# Demo of `create_climpred_data`

This demo demonstrates how you setup your raw output from a climate model to match `climpred`'s expectations.

In [None]:
%matplotlib inline
import matplotlib.pyplot as plt
import numpy as np
import xarray as xr

import climpred

In [2]:
from climpred.create_climpred_data import load_hindcast, climpred_preprocess_internal

Assuming your raw model output is stored in multiple files per member and initialization, `load_hindcast` is a nice wrapper function designed for the output format of `MPI-ESM` to aggregated all hindcast output into one file as expected by `climpred`.

The basic idea is to look over the output of all members and concatinate, then loop over all initializations and concatinate. Before concatination, it is important to align the `time` dimension.

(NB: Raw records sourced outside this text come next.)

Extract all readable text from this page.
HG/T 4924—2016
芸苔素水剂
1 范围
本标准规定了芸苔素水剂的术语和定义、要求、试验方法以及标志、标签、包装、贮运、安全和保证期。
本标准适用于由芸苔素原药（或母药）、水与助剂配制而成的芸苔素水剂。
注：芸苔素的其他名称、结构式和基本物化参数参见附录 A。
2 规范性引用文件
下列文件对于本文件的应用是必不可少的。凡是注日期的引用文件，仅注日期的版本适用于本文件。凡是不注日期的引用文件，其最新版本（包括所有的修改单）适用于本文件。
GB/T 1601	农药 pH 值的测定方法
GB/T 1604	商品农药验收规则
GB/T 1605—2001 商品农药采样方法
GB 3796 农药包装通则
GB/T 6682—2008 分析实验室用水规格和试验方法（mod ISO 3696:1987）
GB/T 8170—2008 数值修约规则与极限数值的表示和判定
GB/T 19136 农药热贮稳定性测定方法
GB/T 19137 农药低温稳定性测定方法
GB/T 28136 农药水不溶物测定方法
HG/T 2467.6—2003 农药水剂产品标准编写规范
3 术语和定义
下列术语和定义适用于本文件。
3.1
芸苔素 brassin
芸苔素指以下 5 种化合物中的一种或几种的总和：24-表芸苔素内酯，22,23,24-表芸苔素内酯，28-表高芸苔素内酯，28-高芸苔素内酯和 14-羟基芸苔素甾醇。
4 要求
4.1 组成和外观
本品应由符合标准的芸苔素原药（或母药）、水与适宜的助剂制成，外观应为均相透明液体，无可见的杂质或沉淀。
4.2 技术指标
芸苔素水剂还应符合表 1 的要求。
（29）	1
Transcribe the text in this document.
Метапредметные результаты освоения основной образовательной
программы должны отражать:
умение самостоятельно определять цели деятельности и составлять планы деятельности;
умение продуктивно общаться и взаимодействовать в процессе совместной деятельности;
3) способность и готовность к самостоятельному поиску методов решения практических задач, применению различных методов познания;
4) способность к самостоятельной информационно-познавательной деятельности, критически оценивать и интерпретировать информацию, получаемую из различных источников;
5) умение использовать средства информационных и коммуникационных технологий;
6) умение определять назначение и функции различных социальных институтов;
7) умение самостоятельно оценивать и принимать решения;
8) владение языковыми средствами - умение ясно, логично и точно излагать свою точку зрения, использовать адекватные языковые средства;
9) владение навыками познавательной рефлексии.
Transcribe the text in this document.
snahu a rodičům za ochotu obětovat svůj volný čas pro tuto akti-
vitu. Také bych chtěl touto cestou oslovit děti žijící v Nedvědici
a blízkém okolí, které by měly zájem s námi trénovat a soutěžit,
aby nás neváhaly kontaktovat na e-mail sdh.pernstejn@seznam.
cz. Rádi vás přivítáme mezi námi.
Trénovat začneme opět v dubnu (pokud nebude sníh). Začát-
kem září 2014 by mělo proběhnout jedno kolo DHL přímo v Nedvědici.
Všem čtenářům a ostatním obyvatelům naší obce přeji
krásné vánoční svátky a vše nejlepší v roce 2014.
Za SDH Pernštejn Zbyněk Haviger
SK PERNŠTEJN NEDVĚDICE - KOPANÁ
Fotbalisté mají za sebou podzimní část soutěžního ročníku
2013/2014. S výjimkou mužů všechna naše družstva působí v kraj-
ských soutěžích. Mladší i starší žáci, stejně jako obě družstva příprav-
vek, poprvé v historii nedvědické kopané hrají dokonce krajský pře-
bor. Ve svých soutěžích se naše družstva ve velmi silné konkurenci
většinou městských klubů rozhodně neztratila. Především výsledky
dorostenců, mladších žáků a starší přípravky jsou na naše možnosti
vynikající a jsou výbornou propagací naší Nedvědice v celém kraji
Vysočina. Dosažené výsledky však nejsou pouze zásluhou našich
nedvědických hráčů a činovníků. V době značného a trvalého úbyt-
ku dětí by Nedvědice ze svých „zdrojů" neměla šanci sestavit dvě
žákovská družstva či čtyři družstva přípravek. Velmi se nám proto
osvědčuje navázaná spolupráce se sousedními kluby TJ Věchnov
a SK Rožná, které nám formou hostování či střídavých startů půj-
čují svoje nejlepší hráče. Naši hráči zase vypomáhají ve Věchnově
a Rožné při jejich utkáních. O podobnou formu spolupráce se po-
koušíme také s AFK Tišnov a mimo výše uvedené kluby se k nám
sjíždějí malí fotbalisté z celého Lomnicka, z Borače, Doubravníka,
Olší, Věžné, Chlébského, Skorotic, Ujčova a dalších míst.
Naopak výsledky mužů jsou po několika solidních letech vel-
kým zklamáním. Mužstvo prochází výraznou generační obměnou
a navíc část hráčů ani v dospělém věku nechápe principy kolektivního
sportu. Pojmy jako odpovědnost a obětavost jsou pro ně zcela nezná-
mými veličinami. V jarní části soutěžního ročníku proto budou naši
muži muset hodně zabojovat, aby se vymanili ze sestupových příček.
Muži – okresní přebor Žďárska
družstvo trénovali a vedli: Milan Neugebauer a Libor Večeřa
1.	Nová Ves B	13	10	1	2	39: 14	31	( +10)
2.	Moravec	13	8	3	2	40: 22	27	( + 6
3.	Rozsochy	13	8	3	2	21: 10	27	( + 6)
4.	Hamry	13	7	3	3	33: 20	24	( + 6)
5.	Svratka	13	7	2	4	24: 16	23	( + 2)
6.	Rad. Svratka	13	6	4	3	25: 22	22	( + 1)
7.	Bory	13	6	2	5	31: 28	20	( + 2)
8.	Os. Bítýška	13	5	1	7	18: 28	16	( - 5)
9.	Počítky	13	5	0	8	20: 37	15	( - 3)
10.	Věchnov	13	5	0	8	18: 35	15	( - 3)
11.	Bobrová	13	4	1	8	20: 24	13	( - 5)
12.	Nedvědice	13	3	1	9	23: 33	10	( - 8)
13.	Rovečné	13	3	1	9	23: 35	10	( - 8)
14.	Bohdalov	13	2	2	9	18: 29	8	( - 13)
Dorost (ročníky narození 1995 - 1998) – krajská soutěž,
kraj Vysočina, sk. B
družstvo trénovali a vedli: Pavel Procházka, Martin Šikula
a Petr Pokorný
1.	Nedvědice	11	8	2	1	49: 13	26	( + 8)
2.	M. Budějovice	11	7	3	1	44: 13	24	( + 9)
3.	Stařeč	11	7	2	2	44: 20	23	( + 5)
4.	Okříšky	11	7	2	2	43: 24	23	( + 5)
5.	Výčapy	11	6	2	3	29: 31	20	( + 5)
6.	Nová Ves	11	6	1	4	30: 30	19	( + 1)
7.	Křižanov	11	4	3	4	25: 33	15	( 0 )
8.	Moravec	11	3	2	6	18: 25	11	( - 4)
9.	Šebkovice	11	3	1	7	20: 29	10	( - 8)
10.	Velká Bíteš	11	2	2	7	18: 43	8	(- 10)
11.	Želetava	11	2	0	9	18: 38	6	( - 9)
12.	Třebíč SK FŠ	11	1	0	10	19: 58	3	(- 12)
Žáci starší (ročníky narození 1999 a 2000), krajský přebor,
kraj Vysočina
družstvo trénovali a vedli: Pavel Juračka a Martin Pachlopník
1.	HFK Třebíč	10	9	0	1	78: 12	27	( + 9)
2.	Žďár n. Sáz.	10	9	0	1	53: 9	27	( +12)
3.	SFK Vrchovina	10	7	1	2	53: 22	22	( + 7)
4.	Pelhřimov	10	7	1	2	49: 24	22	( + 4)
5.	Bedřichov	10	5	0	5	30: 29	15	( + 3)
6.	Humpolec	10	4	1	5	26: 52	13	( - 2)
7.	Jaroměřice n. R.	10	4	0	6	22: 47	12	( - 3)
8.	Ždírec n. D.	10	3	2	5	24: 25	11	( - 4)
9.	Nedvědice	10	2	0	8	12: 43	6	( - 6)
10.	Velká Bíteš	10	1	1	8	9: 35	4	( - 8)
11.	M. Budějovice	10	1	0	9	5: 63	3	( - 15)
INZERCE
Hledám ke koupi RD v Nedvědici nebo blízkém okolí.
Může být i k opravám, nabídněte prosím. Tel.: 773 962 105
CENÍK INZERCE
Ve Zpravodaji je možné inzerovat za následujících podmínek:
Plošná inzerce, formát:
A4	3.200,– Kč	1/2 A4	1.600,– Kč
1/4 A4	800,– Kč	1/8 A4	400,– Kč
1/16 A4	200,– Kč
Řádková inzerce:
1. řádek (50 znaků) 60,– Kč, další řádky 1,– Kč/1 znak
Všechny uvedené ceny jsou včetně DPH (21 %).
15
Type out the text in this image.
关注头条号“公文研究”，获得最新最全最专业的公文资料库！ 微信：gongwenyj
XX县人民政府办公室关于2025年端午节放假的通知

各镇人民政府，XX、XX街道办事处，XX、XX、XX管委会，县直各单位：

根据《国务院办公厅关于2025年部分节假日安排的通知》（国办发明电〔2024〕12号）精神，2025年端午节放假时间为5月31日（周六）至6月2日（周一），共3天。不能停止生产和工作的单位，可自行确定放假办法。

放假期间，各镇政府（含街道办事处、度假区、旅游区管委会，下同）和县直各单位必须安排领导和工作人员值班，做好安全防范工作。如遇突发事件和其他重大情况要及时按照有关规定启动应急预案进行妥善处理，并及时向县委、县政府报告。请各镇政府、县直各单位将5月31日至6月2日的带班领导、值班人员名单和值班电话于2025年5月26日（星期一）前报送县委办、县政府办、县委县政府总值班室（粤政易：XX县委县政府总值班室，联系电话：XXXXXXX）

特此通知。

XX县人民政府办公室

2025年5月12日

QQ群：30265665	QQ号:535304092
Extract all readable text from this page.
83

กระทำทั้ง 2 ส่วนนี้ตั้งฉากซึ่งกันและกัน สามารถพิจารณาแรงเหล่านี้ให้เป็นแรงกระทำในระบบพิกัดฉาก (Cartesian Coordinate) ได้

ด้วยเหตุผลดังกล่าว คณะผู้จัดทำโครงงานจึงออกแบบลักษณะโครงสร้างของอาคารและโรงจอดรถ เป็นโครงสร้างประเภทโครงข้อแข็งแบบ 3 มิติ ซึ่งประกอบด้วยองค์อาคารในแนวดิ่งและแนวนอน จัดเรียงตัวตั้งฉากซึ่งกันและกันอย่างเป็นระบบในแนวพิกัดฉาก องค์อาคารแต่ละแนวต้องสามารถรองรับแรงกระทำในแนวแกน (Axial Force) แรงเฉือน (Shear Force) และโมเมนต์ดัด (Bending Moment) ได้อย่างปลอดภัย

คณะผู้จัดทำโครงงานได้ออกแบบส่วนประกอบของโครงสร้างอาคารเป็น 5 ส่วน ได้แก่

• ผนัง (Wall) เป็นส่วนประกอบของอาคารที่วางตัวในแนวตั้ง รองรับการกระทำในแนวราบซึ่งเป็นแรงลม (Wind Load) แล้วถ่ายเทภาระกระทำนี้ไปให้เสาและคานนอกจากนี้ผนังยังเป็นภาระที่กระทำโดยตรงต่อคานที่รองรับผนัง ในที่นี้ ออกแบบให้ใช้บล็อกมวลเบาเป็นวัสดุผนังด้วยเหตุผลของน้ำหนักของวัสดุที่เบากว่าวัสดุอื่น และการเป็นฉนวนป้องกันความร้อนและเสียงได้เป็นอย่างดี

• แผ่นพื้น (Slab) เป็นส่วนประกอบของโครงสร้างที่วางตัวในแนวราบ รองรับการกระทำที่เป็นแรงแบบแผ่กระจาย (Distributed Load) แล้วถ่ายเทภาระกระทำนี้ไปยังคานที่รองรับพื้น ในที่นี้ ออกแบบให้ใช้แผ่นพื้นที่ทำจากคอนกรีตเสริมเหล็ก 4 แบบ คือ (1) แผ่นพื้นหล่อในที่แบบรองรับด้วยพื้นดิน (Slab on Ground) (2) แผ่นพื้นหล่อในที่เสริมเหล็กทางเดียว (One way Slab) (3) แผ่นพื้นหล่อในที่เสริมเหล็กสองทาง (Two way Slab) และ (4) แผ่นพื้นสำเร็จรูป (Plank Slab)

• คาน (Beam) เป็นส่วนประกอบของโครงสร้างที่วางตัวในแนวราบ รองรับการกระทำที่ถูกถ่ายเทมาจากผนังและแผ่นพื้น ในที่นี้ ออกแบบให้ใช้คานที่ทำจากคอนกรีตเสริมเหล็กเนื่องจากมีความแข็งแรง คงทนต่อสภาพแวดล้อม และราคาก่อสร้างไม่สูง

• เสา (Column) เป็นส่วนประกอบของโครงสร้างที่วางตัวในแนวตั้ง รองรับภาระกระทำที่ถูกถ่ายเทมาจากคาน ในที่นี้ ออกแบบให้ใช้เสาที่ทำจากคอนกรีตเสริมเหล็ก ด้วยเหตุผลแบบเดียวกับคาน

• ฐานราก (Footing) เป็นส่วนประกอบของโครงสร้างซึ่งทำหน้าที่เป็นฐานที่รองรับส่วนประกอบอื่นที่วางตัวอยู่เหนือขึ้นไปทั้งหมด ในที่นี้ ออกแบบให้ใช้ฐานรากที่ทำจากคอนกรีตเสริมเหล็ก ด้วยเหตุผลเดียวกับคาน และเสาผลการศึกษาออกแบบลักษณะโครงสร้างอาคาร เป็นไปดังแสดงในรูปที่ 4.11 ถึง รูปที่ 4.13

To reduce the data size, use the `preprocess` function wisely in combination with `climpred_preprocess_internal`, e.g. additionally extracting only a certain region or only few variables for a multi-variable input file as in MPI-ESM standard output.

In [3]:
load_hindcast??

Object `load_hindcast` not found.


# `intake-esm` for cmorized output

In case you have access to cmorized output of CMIP experiments, consider using `intake-esm`. With the `preprocess` function you can align the `time` dimension of the output. Finally, `climpred_preprocess_post` only renames.

In [None]:
from climpred.create_climpred_data import climpred_preprocess_post, climpred_preprocess_internal

In [None]:
import intake
col_url = "/home/mpim/m300524/intake-esm-datastore/catalogs/mistral-cmip6.json"
col = intake.open_esm_datastore(col_url)

In [None]:
# load 2 members for 2 inits from one model
query = dict(experiment_id=[
    'dcppA-hindcast'], table_id='Amon', member_id=['r1i1p1f1', 'r2i1p1f1'], dcpp_init_year=[1970, 1971], variable_id='tas', source_id='MPI-ESM1-2-HR')
cat = col.search(**query)
cdf_kwargs = {'chunks': {'time': 12}, 'decode_times': False}

In [None]:
def preprocess(ds):
    # extract tiny spatial and temporal subset
    ds = ds.isel(lon=[50, 51, 52], lat=[50, 51, 52],
                 time=np.arange(12 * 2))
    # make time dim identical
    ds = climpred_preprocess_internal(ds)
    return ds

In [None]:
dset_dict = cat.to_dataset_dict(
    cdf_kwargs=cdf_kwargs, preprocess=preprocess)
# get first dict value
ds = dset_dict[list(dset_dict.keys())[0]]
ds.coords

In [None]:
ds = climpred_preprocess_post(ds)
ds.coords